Paolo Di Canio stops a goal to allow opponent goalkeeper to be treated
The heat was on during a 2000 English Premier League match between West Ham and Everton. The match tied in extra time and Everton goalkeeper Paul Gerrard injured his knee, leaving the net wide open.
Gerrard was on the floor and in pain. Another West Ham player passed the ball towards Paolo Di Canio, who waited in front of the wide-open goal. Instead of receiving the pass and scoring the winning goal, Di Canio caught the ball to allow Gerrard to be treated. The crowd gave him a standing ovation and he later earned his FIFA's Fair Play Award in 2001.
Taft congratulates UAAP rivals by turning blue
It’s not difficult to resort to bashing and sour graping, especially if your mortal enemy is the one who beat you. This wasn’t the case with last year’s UAAP Men’s Basketball games when rivals Ateneo de Manila University and De La Salle University faced each other once again during the championship round. It was a close match, with the Blue Eagles beating the Green archers, 88-86.

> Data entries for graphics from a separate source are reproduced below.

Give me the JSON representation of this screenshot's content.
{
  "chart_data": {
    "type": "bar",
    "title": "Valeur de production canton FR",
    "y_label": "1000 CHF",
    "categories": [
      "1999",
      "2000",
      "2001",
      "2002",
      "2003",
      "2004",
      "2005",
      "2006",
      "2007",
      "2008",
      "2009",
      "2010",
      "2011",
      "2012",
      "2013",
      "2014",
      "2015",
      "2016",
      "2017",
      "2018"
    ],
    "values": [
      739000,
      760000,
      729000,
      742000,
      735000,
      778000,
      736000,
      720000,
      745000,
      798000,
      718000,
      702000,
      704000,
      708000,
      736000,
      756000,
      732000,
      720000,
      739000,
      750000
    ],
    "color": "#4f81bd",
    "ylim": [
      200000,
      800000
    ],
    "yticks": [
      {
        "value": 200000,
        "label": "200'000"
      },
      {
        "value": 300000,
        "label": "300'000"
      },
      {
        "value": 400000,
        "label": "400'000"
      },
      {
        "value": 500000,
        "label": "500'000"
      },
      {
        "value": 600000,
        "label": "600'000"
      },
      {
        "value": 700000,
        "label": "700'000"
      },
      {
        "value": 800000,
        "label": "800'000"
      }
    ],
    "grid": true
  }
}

Immediately after the Eagles took away the crown from the defending champs, De La Salle University showed their sportsmanship by lighting the St. La Salle Building in Taft Avenue in blue. Fans posted photos of the building in social media and gave props to the team for taking the high road.
Runners helping fallen racers reach the finish line
It’s not unusual for runners to stumble, fall, and get injured during long races. What’s unusual is for fellow racers to help their competitors cross the finish line. Case in point: the 2016 Rio Olympics. New Zealand's Nikki Hamblin and Abbey D'Agostino of the US accidentally collided with each other during the 5000 meter run. They still had 2000 meters to go and when D'Agostino got up, she tried to help Hamblin to her feet. Unfortunately, she had injured her leg and fell back down. The gracious Hamblin then helped the American runner to get back up. The two carried each other and ran the rest of the race until the finish line. Miraculously, they made it to the finals but D'Agostino was not able to compete because of a torn ligament. Hamblin came 17th and the duo was later awarded the Olympic Fair Play Award.
In 2017, during the London Marathon, a runner gave up his own race to help a fellow exhauster runner cross the finish line.
Collegiate star quarterback strikes off score after learning about cheat deals
Southeast High School’s quarterback Nate Haasis set the Central State Eight Conference record for career passing yards in the final minute of a loss to Cahokia High in 2003. He remembered, however, that there were no attempts to defend or tackle the receiver who caught his record-setting pass.
When local newspapers started reporting that the coaches made a deal to manipulate the match, Haasis decided to make things right. He wrote a letter to the director of the conference and requested that his final pass be omitted from the conference record book. "I would like to preserve the integrity and sportsmanship of a great conference for future athletes," Haasis wrote.
Young players from Barcelona comfort Japanese opponents
Never underestimate the sportsmanship of children. In 2016, Barcelona won the Junior Soccer World Challenge, beating local team Omiya Ardija 1-0 in Tokyo. The young Japanese players looked distraught after losing the match in home court. Some of Barça’s players noticed this and approached their opponents. They were seen consoling the Japanese team and seemingly giving them words of encouragement. The internet was quick to notice and fans of both teams praised the maturity of the young players.